Unlike other Australian states and the Northern Territory, there will be no requirement for the qualification of the counsellor, other than that the counsellor ought to be independent. It seems that any counsellor will do, not just a specialised infertility counsellor. There is no requirement that the counsellor have any professional qualifications or memberships, or that, for example, that the counsellor be a social worker or psychologist.

The Bill proposes removing several restrictions. Traditional surrogacy, currently banned, will be allowed. The requirement that the intended parents must be a couple is to be abolished, enabling intended parents to be a couple or single. The current requirements that there must be a genetic link between one of the intended parents, that the surrogate must be part of a couple, and that the embryo transfer occurs in the ACT, are all to be abolished.

The Bill would also allow those who have a child born from traditional surrogacy within the ACT to be able to obtain a parentage order, with a sunset period of five years after the Act commences.

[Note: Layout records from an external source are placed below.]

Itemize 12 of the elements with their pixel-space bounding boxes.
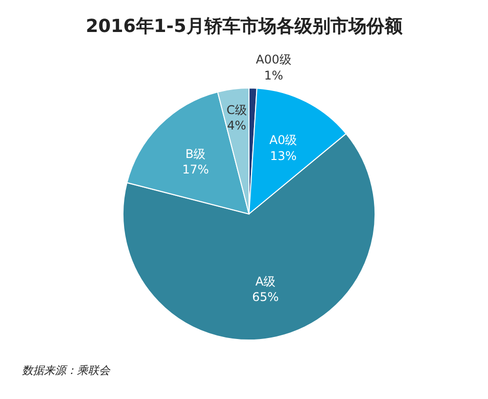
chart-title: 2016年1-5月轿车市场各级别市场份额: [84, 15, 404, 39]
data-label: 17%: [182, 162, 209, 177]
data-label: 65%: [252, 290, 279, 304]
data-label: 13%: [270, 148, 297, 163]
slice-label: B级: [185, 147, 206, 162]
data-label: 1%: [264, 68, 284, 82]
slice-label: A00级: [256, 52, 292, 67]
slice-label: A级: [255, 274, 276, 288]
data-label: 4%: [227, 118, 246, 133]
slice-label: C级: [226, 103, 247, 118]
slice-label: A0级: [269, 133, 298, 148]
source-note: 数据来源：乘联会: [22, 364, 110, 377]
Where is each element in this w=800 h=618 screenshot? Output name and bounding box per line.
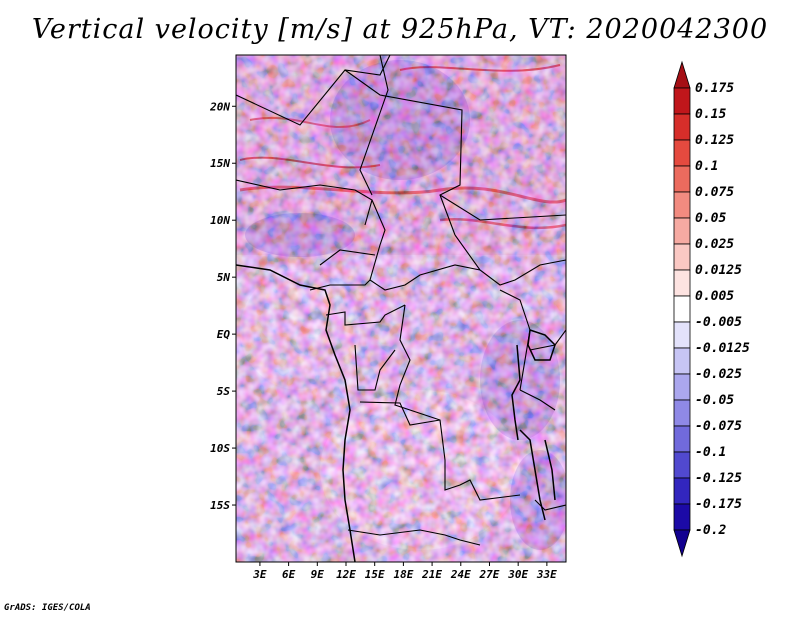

The ACT Supreme Court will have the discretion to make a parentage order when there has been commercial surrogacy. This might be, for example, a gay couple who had undertaken surrogacy in India when only one of the men is named on the birth certificate, or a couple who had undertaken surrogacy in Thailand where the genetic father is named on the birth certificate, along with the surrogate.

However, in order to obtain that order, the court would need to be satisfied that there is a pressing disadvantage facing the child that would be alleviated by making a parentage order about the child.

If parents came to the Supreme Court seeking a parentage order for a child born as a result of commercial surrogacy (even overseas) they would still have to run the gauntlet that the court might refer them to authorities. The Bill clearly expresses that there will be no let-up on those who have engaged in commercial surrogacy, but this statement stands in contrast to the reality that there have been no prosecutions in the 19 years of the Bill's existence. However, the offence of entering into a commercial surrogacy arrangement (currently a commercial substitute parentage agreement) has no time limit for prosecution. The risk that parents will be referred to authorities will deter them from asking in the first place.

The Bill will enable surrogates to have bodily autonomy as to how they manage their pregnancy and childbirth like other women, and like surrogates do under similar laws elsewhere in Australia.

The concept of 'substitute parents' and 'substitute parentage order' will be replaced with 'intended parents' and 'parentage order'.

Oddly, the current liberal regime for expenses is to be replaced with a highly proscriptive one. This appears, unintentionally, to be a case of two steps forward with the Bill, and one step back with expenses. While for the first time the surrogate and partner can be compensated for necessary time away from work, any payments made to the surrogate for maternity clothes, breastmilk pump and bottles, housekeeping, massages or acupuncture, to engage a locum if self-employed, to pay for the surrogate or partner's new will, will be characterised as a payments that are commercial in nature, and therefore would be commercial surrogacy, and illegal.

Travel, accommodation and parking will be allowed to be reimbursed when the surrogate is going to see the doctor, but not when going to see the counsellor, and only sometimes when going to see the lawyer. Australia is a big place. Surrogates are commonly located interstate and may be a long way from their doctor, counsellor or lawyer, and may not want or be able to use electronic attendances.

The Bill is to be debated later in November. It will either be enacted before the end of the month, or referred to committee, to be dealt with in early 2024.